Fixer la résidence de l’enfant « au domicile de chacun des parents » séparés. Cette disposition de la future loi famille inquiète un collectif de pédopsychiatres – et des associations. Entre malentendu et craintes justifiées.


Faire de la résidence alternée un principe ? L’une des dispositions de la proposition de loi famille relative à « l’autorité parentale et l’intérêt de l’enfant » fait débat. De nombreux professionnels de pédopsychiatrie dénoncent l’article 7 de la loi, examinée à partir de lundi 19 mai à l’Assemblée nationale, qui modifie les conditions de résidence de l’enfant en cas de séparation des parents.

Mais il y a sans doute des incompréhensions derrière les crispations. Dans la pétition qu’ils ont lancée, les pédopsychiatres écrivent que le projet de loi envisage « la résidence alternée paritaire comme mode de garde prioritaire », ce qui « fait courir un risque prouvé pour le développement affectif des enfants ». Paritaire, c’est à dire à temps égal chez le père et chez la mère. Non, « il ne s’agit en aucun cas de faire de la résidence alternée paritaire le principe », assure Marie-Anne Chapdelaine, la rapporteure du texte.

Mettre fin à un choix binaire

Le fait est que la proposition de loi ne fait plus de la résidence en alternance une simple possibilité. Elle prévoit que, désormais, « la résidence de l’enfant est fixée au domicile de chacun des parents ». Et cela, « selon les modalités de fréquence et de durée déterminées d’un commun accord entre les parents ou, à défaut, par le juge. » Le projet de loi précise que c’est « à titre exceptionnel » que « le juge peut fixer la résidence de l’enfant au domicile de l’un des parents. »
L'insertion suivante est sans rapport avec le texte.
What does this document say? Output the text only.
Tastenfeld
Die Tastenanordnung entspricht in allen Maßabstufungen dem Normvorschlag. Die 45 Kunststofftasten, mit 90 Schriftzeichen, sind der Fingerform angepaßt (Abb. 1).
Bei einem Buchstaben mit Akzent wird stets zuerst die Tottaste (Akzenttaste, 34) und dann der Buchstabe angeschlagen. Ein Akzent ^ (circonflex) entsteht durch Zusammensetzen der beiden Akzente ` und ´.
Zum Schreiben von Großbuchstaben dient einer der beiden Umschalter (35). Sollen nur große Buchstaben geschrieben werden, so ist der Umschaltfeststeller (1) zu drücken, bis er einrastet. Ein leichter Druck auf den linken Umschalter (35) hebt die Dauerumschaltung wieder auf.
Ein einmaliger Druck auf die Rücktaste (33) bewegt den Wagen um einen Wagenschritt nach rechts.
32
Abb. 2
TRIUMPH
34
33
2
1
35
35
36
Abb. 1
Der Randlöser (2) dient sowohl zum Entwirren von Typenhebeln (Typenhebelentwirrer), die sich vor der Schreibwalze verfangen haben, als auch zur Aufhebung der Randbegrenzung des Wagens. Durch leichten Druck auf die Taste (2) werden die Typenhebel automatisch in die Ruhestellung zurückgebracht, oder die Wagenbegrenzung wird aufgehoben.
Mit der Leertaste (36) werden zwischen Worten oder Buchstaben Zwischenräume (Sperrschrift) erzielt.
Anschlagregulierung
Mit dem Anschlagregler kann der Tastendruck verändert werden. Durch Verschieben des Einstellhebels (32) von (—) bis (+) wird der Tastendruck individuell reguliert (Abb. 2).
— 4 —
La résidence en alternance se voit, de fait, consacrée dans les textes. Mais il ne s’agit nullement de la « résidence alternée » comme on l’entend aujourd’hui, qui suppose un partage égal du temps de garde entre les parents.
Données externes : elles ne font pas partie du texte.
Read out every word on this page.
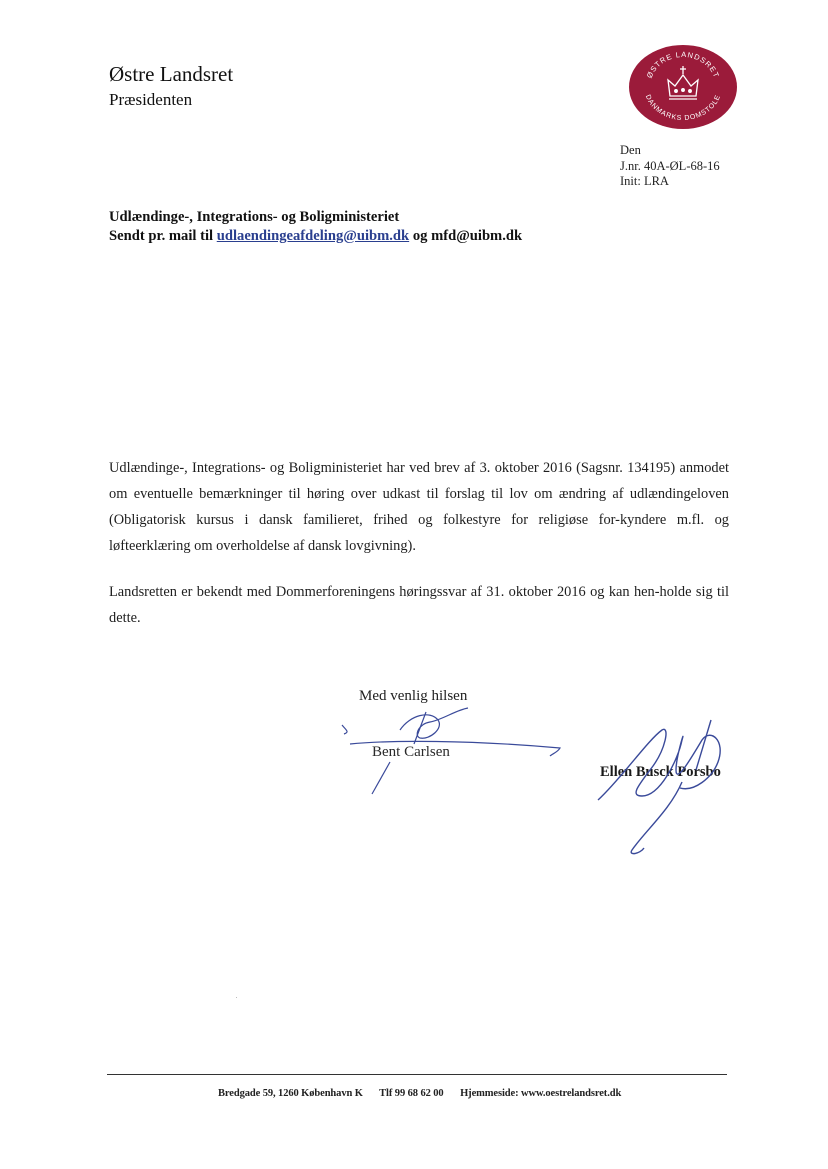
Østre Landsret
Præsidenten
ØSTRE LANDSRET
DANMARKS DOMSTOLE
Den
J.nr. 40A-ØL-68-16
Init: LRA
Udlændinge-, Integrations- og Boligministeriet
Sendt pr. mail til udlaendingeafdeling@uibm.dk og mfd@uibm.dk

Udlændinge-, Integrations- og Boligministeriet har ved brev af 3. oktober 2016 (Sagsnr. 134195) anmodet om eventuelle bemærkninger til høring over udkast til forslag til lov om ændring af udlændingeloven (Obligatorisk kursus i dansk familieret, frihed og folkestyre for religiøse for-kyndere m.fl. og løfteerklæring om overholdelse af dansk lovgivning).

Landsretten er bekendt med Dommerforeningens høringssvar af 31. oktober 2016 og kan hen-holde sig til dette.

Med venlig hilsen
Bent Carlsen
Ellen Busck Porsbo
Bredgade 59, 1260 København K Tlf 99 68 62 00 Hjemmeside: www.oestrelandsret.dk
Dans son rapport d’information, la délégation aux droits des femmes soutient cette mesure, qui permet de mieux refléter « l’égalité de droits et de devoirs des parents à l’égard de l’enfant ». Et relève qu’elle a pour objet de mettre fin « au choix binaire devant être opéré entre la résidence alternée ou la résidence au domicile d’un seul des parents qui cristallise trop souvent leur opposition et constitue une source de conflits. Toute l’attention pourra ainsi se concentrer sur la mise en place de l’aménagement pratique des différents temps d’accueil chez chacun des parents ».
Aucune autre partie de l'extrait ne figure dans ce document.